[7] See the author's "The Boy with the U. S. Mail."
"Things were happenin' out 'Frisco way. Geo. Bennett, who'd been workin' at the mill, left there about the middle o' February, takin' some flakes o' gold with him. When he got to 'Frisco, he met Isaac Humphrey, who'd worked on the Dahlonega strike, in Georgia, in 1830. Humphrey took jest one look at the stuff, an' said right away that it was gold.
"Bennett an' Humphrey hot-footed it back to the mill. They found it workin' jest as usual. Some o' the men had picked up more gold, but casual-like, after workin' hours. Marshall hadn't done any more prospectin'. Sutter was waitin' to hear from Mason.
"Humphrey, bein' a gold miner, panned up an' down the river, an' found plenty o' color. He got quite excited an' declared it was richer'n the Dahlonega field, which had been pretty good, though the surface diggin's had petered out fast."
"What do you mean by 'he panned up and down the river and found color?'" queried Clem.
Jim gave a short laugh of surprise.
"That's right," he said, "you don't know nothin' about prospectin', do you?
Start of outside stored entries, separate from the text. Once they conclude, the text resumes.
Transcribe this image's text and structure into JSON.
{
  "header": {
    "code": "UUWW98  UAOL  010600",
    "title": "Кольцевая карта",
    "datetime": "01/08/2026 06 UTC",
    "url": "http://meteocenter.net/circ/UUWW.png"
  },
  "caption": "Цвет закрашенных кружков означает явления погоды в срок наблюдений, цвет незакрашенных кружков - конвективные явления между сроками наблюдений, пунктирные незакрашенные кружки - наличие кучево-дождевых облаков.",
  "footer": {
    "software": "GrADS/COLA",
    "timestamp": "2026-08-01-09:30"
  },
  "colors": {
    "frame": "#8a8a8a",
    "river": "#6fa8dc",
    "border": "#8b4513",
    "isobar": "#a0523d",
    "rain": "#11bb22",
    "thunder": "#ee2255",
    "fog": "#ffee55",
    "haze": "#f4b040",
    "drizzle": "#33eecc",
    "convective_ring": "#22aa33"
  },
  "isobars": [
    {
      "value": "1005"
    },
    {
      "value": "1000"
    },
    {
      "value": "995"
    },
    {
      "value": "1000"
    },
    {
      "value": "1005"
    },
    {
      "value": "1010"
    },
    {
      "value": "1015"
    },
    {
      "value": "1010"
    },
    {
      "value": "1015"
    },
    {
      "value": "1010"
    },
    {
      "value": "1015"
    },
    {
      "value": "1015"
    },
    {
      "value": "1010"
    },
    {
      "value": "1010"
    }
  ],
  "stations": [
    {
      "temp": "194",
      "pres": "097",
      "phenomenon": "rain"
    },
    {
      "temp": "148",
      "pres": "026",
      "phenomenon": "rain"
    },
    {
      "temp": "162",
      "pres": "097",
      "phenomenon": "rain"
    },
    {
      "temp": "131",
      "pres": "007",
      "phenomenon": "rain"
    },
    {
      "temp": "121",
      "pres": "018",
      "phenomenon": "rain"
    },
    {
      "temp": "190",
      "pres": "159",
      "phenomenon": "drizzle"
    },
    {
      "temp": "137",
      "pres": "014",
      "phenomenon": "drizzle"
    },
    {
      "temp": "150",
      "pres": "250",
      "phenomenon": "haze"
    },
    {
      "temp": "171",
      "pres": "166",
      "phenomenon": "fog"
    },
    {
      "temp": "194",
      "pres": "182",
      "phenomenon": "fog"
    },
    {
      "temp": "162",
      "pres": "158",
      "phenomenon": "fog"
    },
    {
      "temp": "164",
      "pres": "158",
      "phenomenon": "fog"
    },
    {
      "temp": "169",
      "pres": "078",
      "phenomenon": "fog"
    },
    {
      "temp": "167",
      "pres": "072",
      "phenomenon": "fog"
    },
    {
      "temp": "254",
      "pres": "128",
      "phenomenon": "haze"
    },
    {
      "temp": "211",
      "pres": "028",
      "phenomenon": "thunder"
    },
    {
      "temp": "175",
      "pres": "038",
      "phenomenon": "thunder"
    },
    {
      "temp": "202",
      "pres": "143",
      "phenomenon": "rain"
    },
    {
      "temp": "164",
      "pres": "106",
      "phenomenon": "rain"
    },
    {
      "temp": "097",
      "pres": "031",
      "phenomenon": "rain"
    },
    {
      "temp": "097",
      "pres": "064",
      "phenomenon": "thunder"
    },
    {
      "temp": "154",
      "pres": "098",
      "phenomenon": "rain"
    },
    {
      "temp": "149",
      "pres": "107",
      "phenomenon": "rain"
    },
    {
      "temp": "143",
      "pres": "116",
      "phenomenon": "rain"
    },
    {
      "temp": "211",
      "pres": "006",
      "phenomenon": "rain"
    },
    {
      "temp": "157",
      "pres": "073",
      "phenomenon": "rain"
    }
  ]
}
I'll tell you. Pannin' is how a prospector gets gold. It sounds easy, but there's a trick to it, jest the same.
"A prospector's pan is just like an ordinary tin wash-pan, wi' slopin' sides, only it's smaller; about a foot across at the bottom, an' made of iron, not tin. Many a hundred men have got to be millionaires with nothin' but a pick, a shovel, an' a pan.
"Supposing now, you're at the gold diggin's. You fill your pan, near full, with sand or with gravel or earth, or whatever stuff you think may have a little gold mixed up with it—"
"Can't you see the gold, then?" queried Clem.